Shana Mabari is an American contemporary artist with a studio practice based in Los Angeles.  Previously, she has also lived and worked in Paris, Ibiza, Northern India, Southeast Asia, and Tel Aviv. Central to Mabari’s process is her ongoing investigation of the intersections of art and science, as evidenced by her sculptures, installations, and immersive environments that explore the dynamics of visual perception and the ways in which we experience physical space. 

The artist’s engagement with color, light, reflection, and geometric form are on a continuum that connects with the Light and Space movement that originated in California in the 1960s. Her vision of an expanded practice in the twenty-first century centers on exploring how the space of art making and viewing might productively intersect with what are otherwise often highly technical and advanced scientific fields, such as astrophysics and psychophysics. 

In 2004, Mabari and Dr. Shinsuke Shimojo of the California Institute of Technology were awarded a patent for the design of Dynamic Spatial Illusions, a portable version of a visual-and-sensory experimental environment, and the artist has ongoing collaborations with experts in the vision sciences at Caltech and in the neurosciences at Zurich’s Institute of Neuroinformatics. 

In 2018, Mabari was selected to be the first artist to fly aboard a mission of NASA’s Stratospheric Observatory for Infrared Astronomy (SOFIA), which uses a 2.7-meter telescope mounted in a customized 747 flying to a maximum altitude of 45,000 feet to study such astronomical phenomena as black holes and star formation. 

The experience led to another groundbreaking artist residency in 2020, with the marine conservation non-profit organization Sea Shepherd Global.

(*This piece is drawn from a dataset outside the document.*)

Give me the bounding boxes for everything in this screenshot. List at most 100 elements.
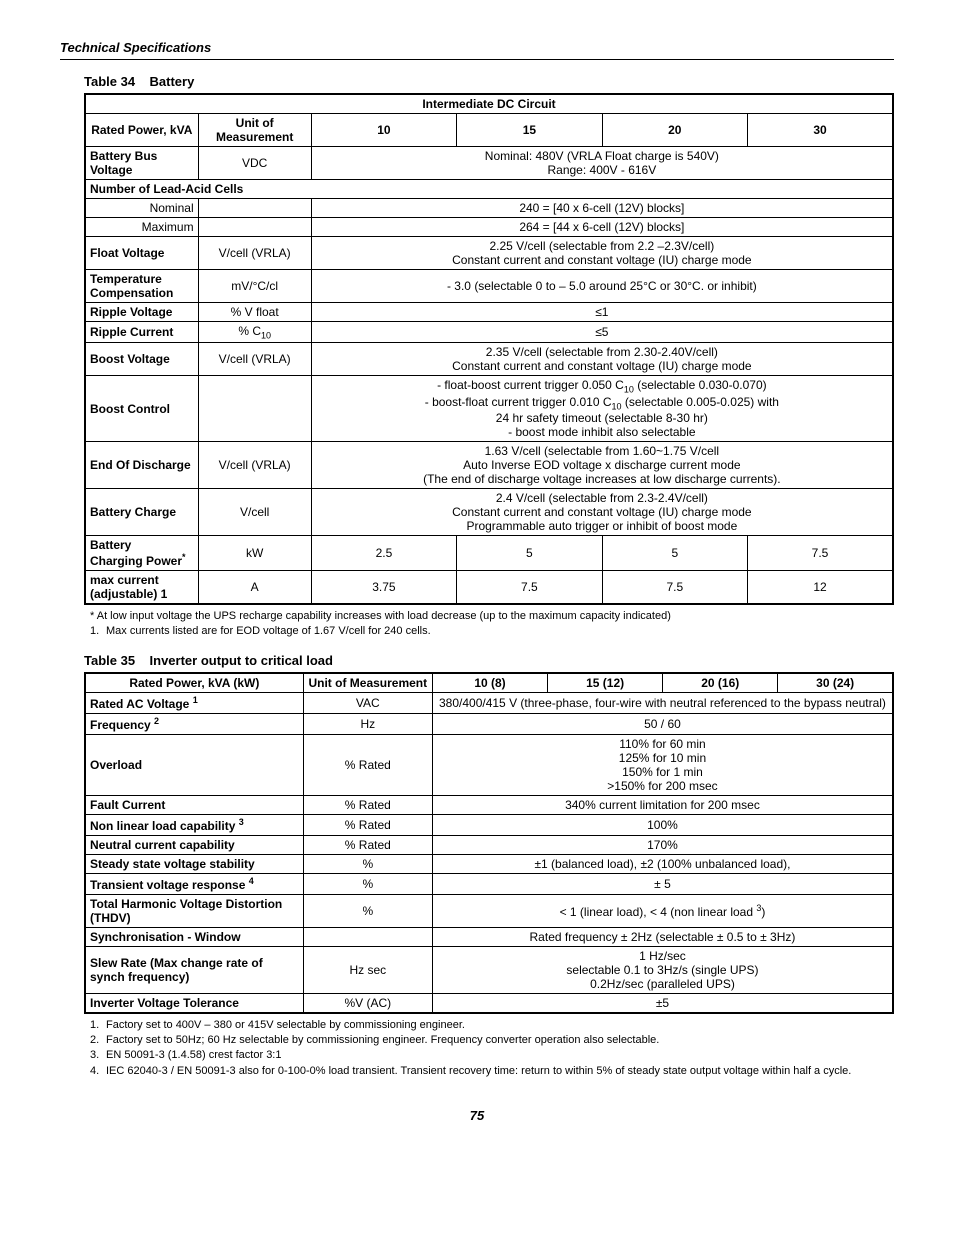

Mabari embedded aboard one of the Sea Shepherd Global’s missions in the Gulf of Guinea off the west coast of Africa, part of their ongoing efforts to combat illegal fishing in the waters of Benin.  The voyage resulted in the arrest of a trawler for violating the protected waters near an ecological reserve. 

Mabari’s own intersections with advanced scientific fields, from astrophysics to marine conservation, fuel her exploration of the complexities of the contemporary individual’s relationship to the ways in which these disciplines have dramatically expanded our collective field of vision and understanding of physical reality.